Runs Twiss inside MAD-X for the active sequence.

Parameters
  • centre (bool) – True if Twiss parameters are to be evaluated at the middle of elements, otherwise they are evalutated at their entrance.

  • return_summ_table (bool) – True if the SUMM table is to be returned as a second output.

  • return_minimal_columns (bool) – True if only the columns used for POCKPy (as defined in config.MINIMUM_TWISS_COLUMNS) are to be returned for the Twiss table.

Returns

The Twiss and SUMM table from the Twiss call if return_summ_table is True, otherwise just the Twiss table.

Raises

RuntimeError – If no Twiss table is produced.

use_sequence(seq, start='#S', end='#E')

Sets the active sequence inside MAD-X.

Parameters
  • seq (str) – Sequence to activate.

  • start (str) – Element from which the active sequence starts. Defaults to the first element of the sequence.

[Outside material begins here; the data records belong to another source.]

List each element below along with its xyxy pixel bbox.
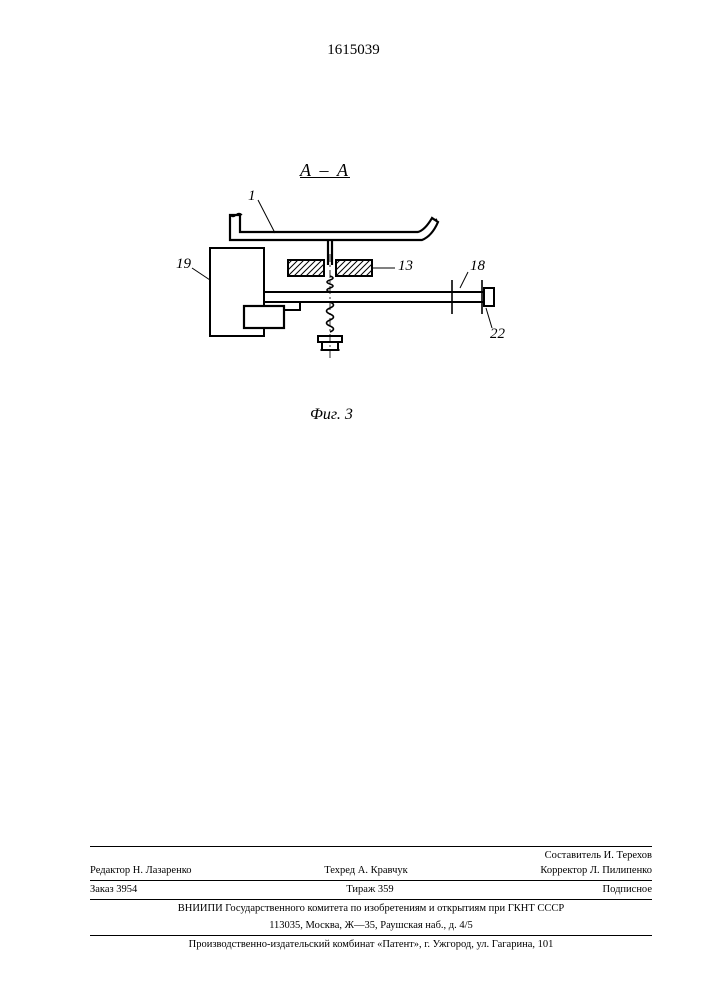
footer-proofreader: Корректор Л. Пилипенко [540, 864, 652, 878]
part-13-right [336, 260, 372, 276]
footer-org1: ВНИИПИ Государственного комитета по изоб… [90, 902, 652, 916]
figure-caption: Фиг. 3 [310, 406, 353, 424]
footer-compiler: Составитель И. Терехов [90, 849, 652, 863]
part-1-body [230, 215, 438, 240]
callout-18: 18 [470, 258, 485, 275]
footer-org2: 113035, Москва, Ж—35, Раушская наб., д. … [90, 919, 652, 933]
diagram-svg [170, 160, 540, 400]
document-number: 1615039 [0, 42, 707, 59]
footer-print-run: Тираж 359 [346, 883, 393, 897]
footer-subscription: Подписное [603, 883, 652, 897]
callout-13: 13 [398, 258, 413, 275]
footer-block: Составитель И. Терехов Редактор Н. Лазар… [90, 844, 652, 952]
footer-tech-editor: Техред А. Кравчук [324, 864, 407, 878]
callout-19: 19 [176, 256, 191, 273]
callout-1: 1 [248, 188, 256, 205]
footer-editor: Редактор Н. Лазаренко [90, 864, 192, 878]
footer-printer: Производственно-издательский комбинат «П… [90, 938, 652, 952]
part-13-left [288, 260, 324, 276]
callout-22: 22 [490, 326, 505, 343]
section-label: А – А [300, 160, 350, 181]
footer-order: Заказ 3954 [90, 883, 137, 897]
figure-3: А – А [170, 160, 540, 420]
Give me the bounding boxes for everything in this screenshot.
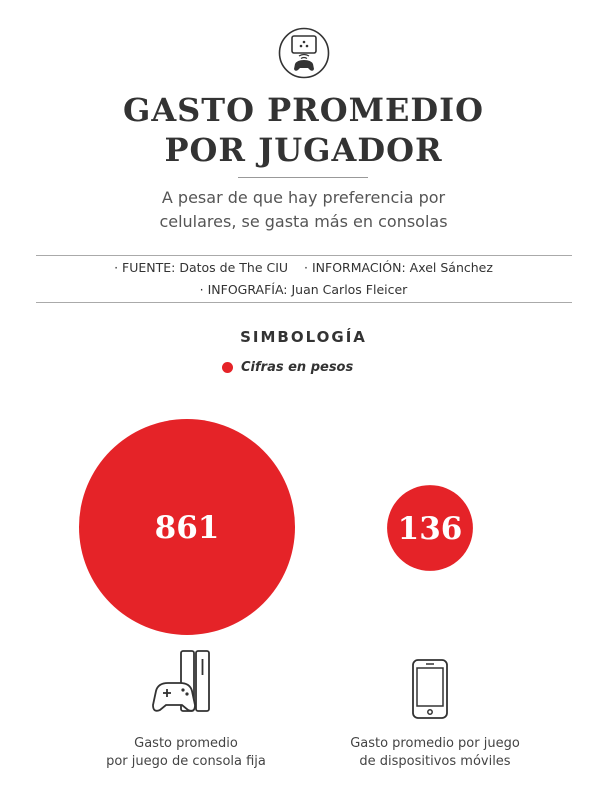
informacion-value: Axel Sánchez [409,260,493,275]
infografia-value: Juan Carlos Fleicer [291,282,408,297]
bubble-mobile [387,485,473,571]
bubble-label-mobile: 136 [398,511,463,547]
subtitle-line1: A pesar de que hay preferencia por [161,188,446,207]
fuente-value: Datos de The CIU [179,260,289,275]
legend-item: Cifras en pesos [222,358,353,376]
console-caption-line2: por juego de consola fija [106,754,266,769]
smartphone-icon [412,659,448,719]
legend-swatch [222,361,233,373]
console-caption-line1: Gasto promedio [134,736,238,751]
legend-label: Cifras en pesos [241,359,354,375]
credits-top-divider [36,255,572,256]
mobile-caption-line2: de dispositivos móviles [359,754,511,769]
credits-bottom-divider [36,302,572,303]
bubble-console [79,419,295,635]
page-title-line2: POR JUGADOR [164,131,443,169]
title-divider [238,177,368,178]
credits-line2: · INFOGRAFÍA: Juan Carlos Fleicer [0,280,607,300]
tv-gamepad-icon [278,27,330,79]
mobile-caption-line1: Gasto promedio por juego [350,736,520,751]
page-title-line1: GASTO PROMEDIO [122,91,485,129]
mobile-caption: Gasto promedio por juego de dispositivos… [325,735,545,771]
legend-title: SIMBOLOGÍA [240,328,367,346]
subtitle-line2: celulares, se gasta más en consolas [159,212,448,231]
informacion-label: · INFORMACIÓN: [304,260,406,275]
fuente-label: · FUENTE: [114,260,176,275]
infografia-label: · INFOGRAFÍA: [199,282,288,297]
bubble-label-console: 861 [155,510,220,546]
console-gamepad-icon [152,650,210,712]
console-caption: Gasto promedio por juego de consola fija [80,735,292,771]
credits-line1: · FUENTE: Datos de The CIU · INFORMACIÓN… [0,258,607,278]
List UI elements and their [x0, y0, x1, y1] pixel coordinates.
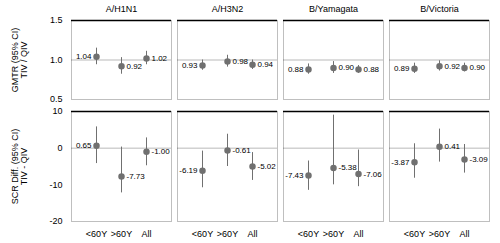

  • end (str) – Element defining the end of the active sequence. Defaults to the last element of the sequence.

verbose(switch=True)

Makes the output less or more verbose inside the MAD-X instance.

Note

Does not always result in any notable difference.

Parameters

switch (bool) – True for more verbose, False for less.

pockpy.core_io.load_tfs_table(filename)

Takes a .tfs file and returns the Twiss and SUMM tables.

Parameters

filename (str) – Path to .tfs file from a Twiss call.

Returns

A Twiss and SUMM table for the given machine and beam.

pockpy.core_io.madx_to_tables(filename, makethin_option_li=None)

Takes a .madx file for a machine and returns a Twiss table to be used for the for Solver.

Parameters

filename (str) – Path to a .madx file defining the machine.

Returns

A Twiss table DataFrame and a Summ table expressed as a dict, both containing the requisite data for the sequences defined in config.SEQUENCE_NAMES.

pockpy.core_io.tfs_to_tables(filename_dict)

Takes .tfs files and returns a Twiss table for Solver.

Parameters

filename_dict (dict) – A dict mapping from beam name to corresponding .tfs table.

Returns

A DataFrame containing the Twiss table for input to Solver.